AGANG leader Mamphela Ramphele has laid bare intimate details of her adulterous love affair with slain Black Consciousness Movement leader Steve Biko.

In her newly released autobiography A Passion for Freedom, Ramphele reveals why she did not join the DA, and labels former president Thabo Mbeki as “belligerent”.

Ramphele, who entered mainstream politics with the formation of Agang this year, retraces her life’s journey from rural Limpopo to medical school in present-day KwaZuluNatal and through the corridors of power at the World Bank.

She paints herself as an independent, intelligent and selfless community activist who challenged society’s stereotypes about women, refusing to give up smoking at the insistence of her boyfriend and female friends.

She also writes extensively about her “triangular relationship” with Biko, who she met at the University of Natal Medical School in 1969.

Ramphele reveals how she was forced to make a last-minute decision to marry either her “first serious boyfriend” Dick Mmabane or Biko. “In the second half of 1969, it became increasingly difficult to resist Steve’s advances. I fell hopelessly in love with him, but would not even admit this to myself. We conducted a semi-platonic friendship which frequently ‘degenerated’ into passion.

“I became increasingly distressed at my dilemma. How could I desert Dick after all these years, particularly after his mother’s death? I could not bear the thought of hurting him. But what of my passionate love for Steve? I was faced with a serious dilemma.”
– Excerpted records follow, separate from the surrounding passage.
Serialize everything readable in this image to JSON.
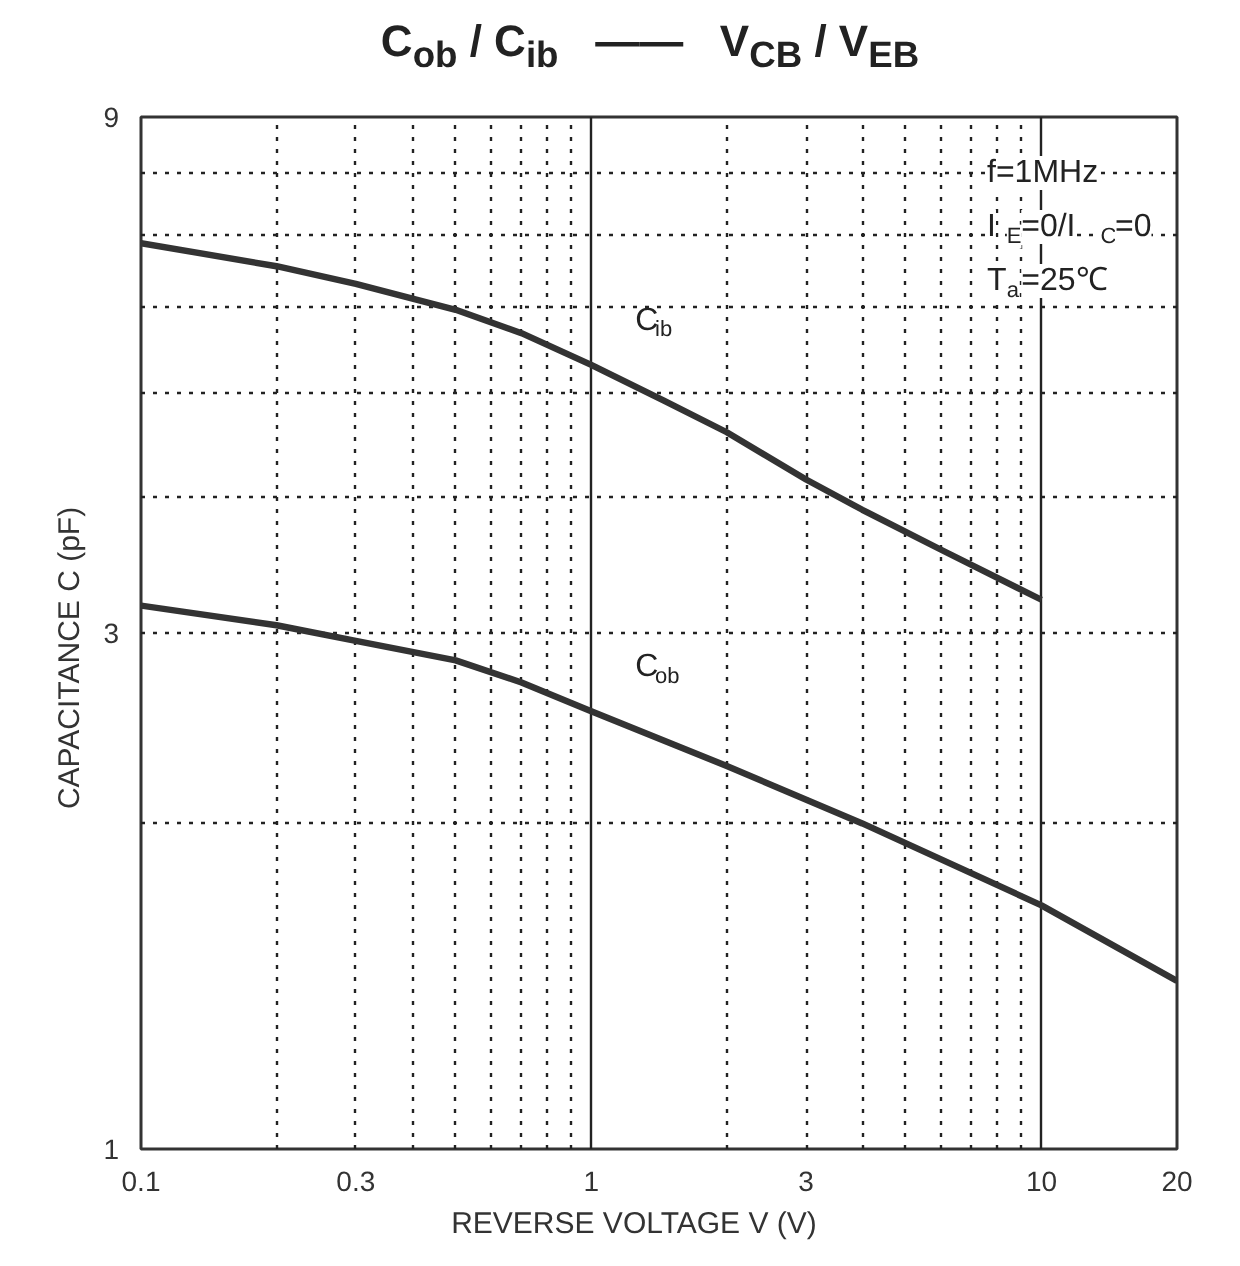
{
  "chart_data": {
    "type": "line",
    "title": "C$_{ob}$ / C$_{ib}$   ——   V$_{CB}$ / V$_{EB}$",
    "xlabel": "REVERSE VOLTAGE    V    (V)",
    "ylabel": "CAPACITANCE    C    (pF)",
    "log": "xy",
    "xlim": [
      0.1,
      20
    ],
    "ylim": [
      1,
      9
    ],
    "xticks": [
      0.1,
      0.3,
      1,
      3,
      10,
      20
    ],
    "yticks": [
      1,
      3,
      9
    ],
    "grid": true,
    "series": [
      {
        "name": "C$_{ib}$",
        "color": "#333333",
        "x": [
          0.1,
          0.2,
          0.3,
          0.5,
          0.7,
          1,
          1.45,
          2,
          3,
          4,
          6,
          10
        ],
        "values": [
          6.88,
          6.55,
          6.31,
          5.97,
          5.68,
          5.31,
          4.92,
          4.6,
          4.16,
          3.9,
          3.58,
          3.22
        ]
      },
      {
        "name": "C$_{ob}$",
        "color": "#333333",
        "x": [
          0.1,
          0.2,
          0.3,
          0.5,
          0.7,
          1,
          2,
          4,
          10,
          20
        ],
        "values": [
          3.18,
          3.05,
          2.95,
          2.83,
          2.7,
          2.54,
          2.26,
          2.0,
          1.68,
          1.43
        ]
      }
    ],
    "annotations": [
      "f=1MHz",
      "I$_{E}$=0/I$_{C}$=0",
      "T$_{a}$=25℃"
    ]
  }
}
In the end, after lobola of R200, she married Mmabane. But the couple separated a year later and eventually divorced. This left her in a fix as Biko was already married to Ntsiki.

She writes how Biko reignited the relationship with a hand-delivered love letter while his wife was on maternity leave. “That night was the happiest I had experienced in years. We celebrated our reunion in style. We naively vowed not to hurt the innocent party – Steve’s wife.

“Life became increasingly complex as we tried vainly not to make our relationship a public affair. But it was impossible to stop the tongues wagging.”

Fast-forward to the present, she says that since her return from the World Bank in the US, Helen Zille has been trying to persuade her to join the DA.

The talks came to nought as she “felt the DA people failed to understand the extent to which the country needed to change”.

Ramphele cited the fact that there were still squatter camps in Cape Town even though it had been in the DA’s hands for seven years.

She takes a swipe at former president Thabo Mbeki, saying: “His belligerent attitude had struck terror into the hearts of many academics and commentators who were labelled as counter-revolutionaries the moment their public comment did not toe the party line”.

She says this kind of attitude from the ANC struck fear among the country’s citizens.

“Under apartheid white people had been as fearful as black people and now both groups had gone back into the same defeatist mood.” She says her decision to form Agang was not a spur-of-the-moment one, but a gradual shift in her thinking.